Number theory problem in induction Without using the fundamental theorem of algebra (i.e. the prime factorization
theorem), show directly that every positive integer is uniquely representable as the product
of a non-negative power of two (possibly $2^0=1$) and an odd integer.
 A: Use strong induction.
The base cases are clear. Next suppose $n>1$ is an integer and that the result is true for all positive integers less than $n$.
Case $1$: $n$ is even. Then $\frac{n}{2}$ is an integer less than $n$ and so is expressible as $\frac{n}{2} = 2^k m$ for a unique odd $m$. Then $n = 2^{k+1} m$ is unique way to express $n$ in such a way.
Case $2$: $n$ is odd. Then $n = 2^0 n$ is one way to express $n$ in the required form. Suppose $n = 2^0 m$ for some other odd $m$, then clearly $m=n$ so the expression above is unique.
A: Existence: Every time we take a positive integer and divide it by $2$, it gets smaller.  So by the Well-Ordering Principle (equivalently, by the nonexistence of positive integers $n_1 > n_2 > ... n_k > ...$), eventually this process has to stop: thus we've written $x = 2^a y$ with $y$ not divisible by $2$ (which I assume is your definition of "odd".  It's a short argument involving the Division Theorem to show that an integer is odd if and only if it's of the form $2k+1$.) 

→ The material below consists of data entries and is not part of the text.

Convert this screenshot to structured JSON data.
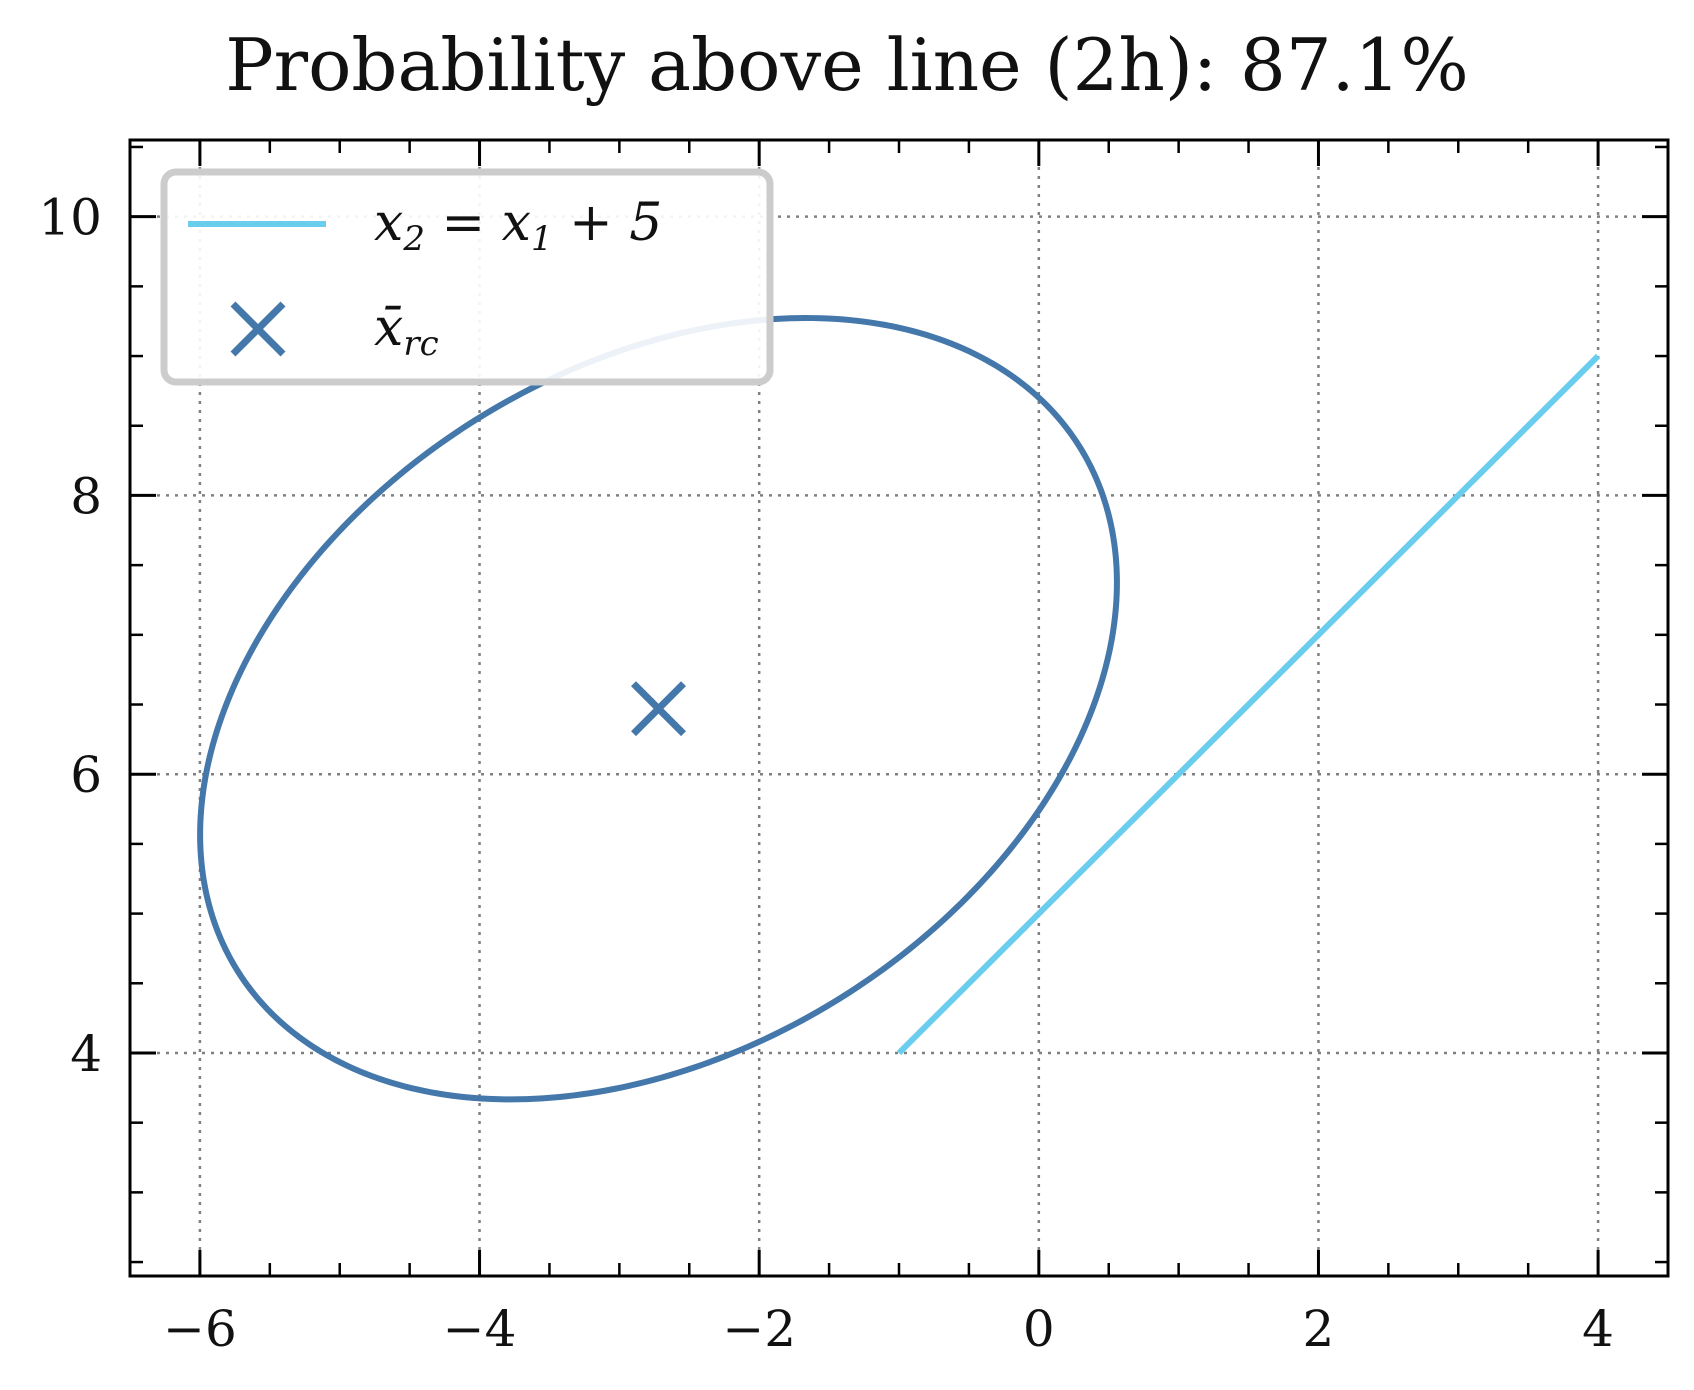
{
  "chart_data": {
    "type": "line",
    "title": "Probability above line (2h): 87.1%",
    "xlabel": "",
    "ylabel": "",
    "xlim": [
      -6.5,
      4.5
    ],
    "ylim": [
      2.4,
      10.55
    ],
    "grid": true,
    "x_ticks": [
      -6,
      -4,
      -2,
      0,
      2,
      4
    ],
    "x_tick_labels": [
      "−6",
      "−4",
      "−2",
      "0",
      "2",
      "4"
    ],
    "y_ticks": [
      4,
      6,
      8,
      10
    ],
    "y_tick_labels": [
      "4",
      "6",
      "8",
      "10"
    ],
    "legend": {
      "placement": "top-left",
      "entries": [
        {
          "label": "x2 = x1 + 5",
          "math": {
            "a": "x",
            "a_sub": "2",
            "eq": " = ",
            "b": "x",
            "b_sub": "1",
            "rest": " + 5"
          },
          "marker": "line",
          "color": "#6BCDEE"
        },
        {
          "label": "x̄rc",
          "math": {
            "a": "x̄",
            "a_sub": "rc"
          },
          "marker": "x",
          "color": "#4477AA"
        }
      ]
    },
    "series": [
      {
        "name": "x2 = x1 + 5",
        "kind": "line",
        "color": "#6BCDEE",
        "x": [
          -1,
          4
        ],
        "y": [
          4,
          9
        ]
      },
      {
        "name": "x̄rc",
        "kind": "marker",
        "marker": "x",
        "color": "#4477AA",
        "x": [
          -2.72
        ],
        "y": [
          6.47
        ]
      },
      {
        "name": "ellipse",
        "kind": "ellipse",
        "color": "#4477AA",
        "center": [
          -2.72,
          6.47
        ],
        "semi_axes": [
          3.55,
          2.45
        ],
        "angle_deg": 32
      }
    ]
  }
}
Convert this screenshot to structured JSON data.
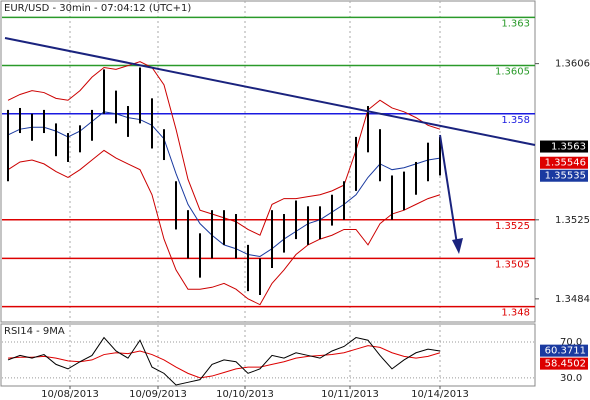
{
  "chart_data": [
    {
      "type": "ohlc",
      "title": "EUR/USD - 30min - 07:04:12 (UTC+1)",
      "ylim": [
        1.3472,
        1.3639
      ],
      "yticks": [
        1.3606,
        1.3525,
        1.3484
      ],
      "high": [
        1.3582,
        1.3583,
        1.358,
        1.3582,
        1.3575,
        1.357,
        1.3574,
        1.3582,
        1.3603,
        1.3592,
        1.3584,
        1.3604,
        1.3588,
        1.3572,
        1.3545,
        1.353,
        1.3518,
        1.353,
        1.353,
        1.3528,
        1.3512,
        1.3505,
        1.353,
        1.3528,
        1.3535,
        1.3532,
        1.3532,
        1.3538,
        1.3545,
        1.3568,
        1.3584,
        1.3572,
        1.3548,
        1.355,
        1.3555,
        1.3565,
        1.3568
      ],
      "low": [
        1.3545,
        1.357,
        1.3566,
        1.357,
        1.3558,
        1.3555,
        1.356,
        1.3566,
        1.358,
        1.3575,
        1.3568,
        1.3575,
        1.3562,
        1.3556,
        1.352,
        1.3505,
        1.3495,
        1.3505,
        1.3512,
        1.3505,
        1.3488,
        1.3486,
        1.35,
        1.3508,
        1.3515,
        1.3512,
        1.3515,
        1.3522,
        1.3525,
        1.354,
        1.356,
        1.3545,
        1.3525,
        1.353,
        1.3538,
        1.3545,
        1.3548
      ],
      "upper": [
        1.3587,
        1.359,
        1.3592,
        1.3591,
        1.3588,
        1.3587,
        1.3592,
        1.3599,
        1.3604,
        1.3603,
        1.3605,
        1.3607,
        1.3604,
        1.3595,
        1.3572,
        1.3546,
        1.353,
        1.3528,
        1.3526,
        1.3524,
        1.352,
        1.3517,
        1.3533,
        1.3536,
        1.3536,
        1.3537,
        1.3538,
        1.354,
        1.3543,
        1.3561,
        1.3582,
        1.3587,
        1.3583,
        1.3581,
        1.3578,
        1.3574,
        1.3572
      ],
      "lower": [
        1.3551,
        1.3555,
        1.3556,
        1.3554,
        1.355,
        1.3547,
        1.3551,
        1.3556,
        1.3561,
        1.3557,
        1.3554,
        1.3551,
        1.3538,
        1.3515,
        1.3499,
        1.3489,
        1.3489,
        1.349,
        1.3492,
        1.3489,
        1.3484,
        1.3481,
        1.3492,
        1.3499,
        1.3507,
        1.3512,
        1.3515,
        1.3517,
        1.352,
        1.352,
        1.3512,
        1.3523,
        1.3528,
        1.353,
        1.3533,
        1.3536,
        1.3538
      ],
      "middle": [
        1.3569,
        1.3572,
        1.3573,
        1.3573,
        1.3571,
        1.3568,
        1.3571,
        1.3576,
        1.3581,
        1.358,
        1.3578,
        1.3577,
        1.3574,
        1.3567,
        1.3549,
        1.3533,
        1.3523,
        1.3517,
        1.3512,
        1.351,
        1.3507,
        1.3506,
        1.351,
        1.3515,
        1.3519,
        1.3523,
        1.3525,
        1.3529,
        1.3533,
        1.3538,
        1.3547,
        1.3554,
        1.3551,
        1.3552,
        1.3554,
        1.3556,
        1.3557
      ],
      "bar_color": "#000000",
      "band_color": "#cc0000",
      "middle_color": "#1a3aa0",
      "levels": [
        {
          "value": 1.363,
          "color": "#2a9a2a"
        },
        {
          "value": 1.3605,
          "color": "#2a9a2a"
        },
        {
          "value": 1.358,
          "color": "#1a1ae0"
        },
        {
          "value": 1.3525,
          "color": "#dd0000"
        },
        {
          "value": 1.3505,
          "color": "#dd0000"
        },
        {
          "value": 1.348,
          "color": "#dd0000"
        }
      ],
      "price_tags": [
        {
          "value": 1.3563,
          "color": "#000000"
        },
        {
          "value": 1.35546,
          "color": "#dd0000"
        },
        {
          "value": 1.35535,
          "color": "#1a3aa0"
        }
      ]
    },
    {
      "type": "line",
      "title": "RSI14 - 9MA",
      "ylim": [
        22,
        89
      ],
      "yticks": [
        {
          "value": 70,
          "label": "70.0"
        },
        {
          "value": 30,
          "label": "30.0"
        }
      ],
      "values": [
        50,
        55,
        52,
        56,
        45,
        40,
        48,
        55,
        75,
        60,
        52,
        72,
        42,
        35,
        22,
        25,
        28,
        45,
        50,
        48,
        35,
        40,
        55,
        52,
        58,
        55,
        52,
        60,
        65,
        75,
        72,
        55,
        40,
        50,
        58,
        62,
        60
      ],
      "ma": [
        52,
        53,
        53,
        54,
        52,
        49,
        48,
        50,
        56,
        58,
        57,
        60,
        56,
        50,
        42,
        35,
        30,
        32,
        36,
        40,
        42,
        42,
        45,
        48,
        52,
        54,
        55,
        56,
        58,
        62,
        66,
        64,
        58,
        54,
        52,
        54,
        58
      ],
      "color": "#000000",
      "ma_color": "#dd0000",
      "price_tags": [
        {
          "value": 60.3711,
          "color": "#1a3aa0"
        },
        {
          "value": 58.4502,
          "color": "#dd0000"
        }
      ],
      "x_labels": [
        "10/08/2013",
        "10/09/2013",
        "10/10/2013",
        "10/11/2013",
        "10/14/2013"
      ]
    }
  ]
}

Uniqueness:  Suppose $x = 2^{a_1} y = 2^{a_2} z$ with $0 \leq a_1 \leq a_2$ and $y,z \in R$ and $y$ and $z$ not divisible by $2$.  Then $y = 2^{a_2-a_1} z$.  Since $y$ is not divisible by $2$ we must have $a_2 - a_1 = 0$, i.e., $a_1 = a_2$; since $\mathbb{Z}$ is an integral domain -- i.e., $AB = AC$ and $A \neq 0$ implies $B = C$ -- we conclude $y = z$.  
I claim that essentially the same reasoning proves a much more general result.

Proposition: Let $R$ be an integral domain satisfying the ascending chain condition on principal ideals (ACCP) -- e.g. a Noetherian domain -- and let $p$ be a nonzero, nonunit element of $R$.  Then every nonzero element $x \in R$ can be written as $p^a y$ with $p \nmid y$, and if $p^{a_1} y_1 = p^{a_2} y_2$, then $a_1 = a_2$ and $y_1 = y_2$.

Indeed, the uniqueness part of the argument holds verbatim with $2$ replaced by $p$.
Existence: If $x$ is not divisible by $p$, then we may take $a_1 = 0$ and $y =x$.  Otherwise, we may write $x = p y_1$.  If $y_1$ is not divisible by $p$, then again we're done; if not, we can write $y_1 = p y_2$, so $x = p^2 y_2$.  If at some point we reach $x = p^a y_a$ with $y_a$ not divisible by $p$, then we're done.  If not then $(y_1) \subsetneq (y_2) \subsetneq \ldots$ is an infinite strictly ascending chain of principal ideals, contradiction.  
Thus we've associated a sort of $\operatorname{ord}_p$ function to any nonzero nonunit in any domain satisfying ACCP.  This function is a discrete valuation if and only if $p$ is a prime element.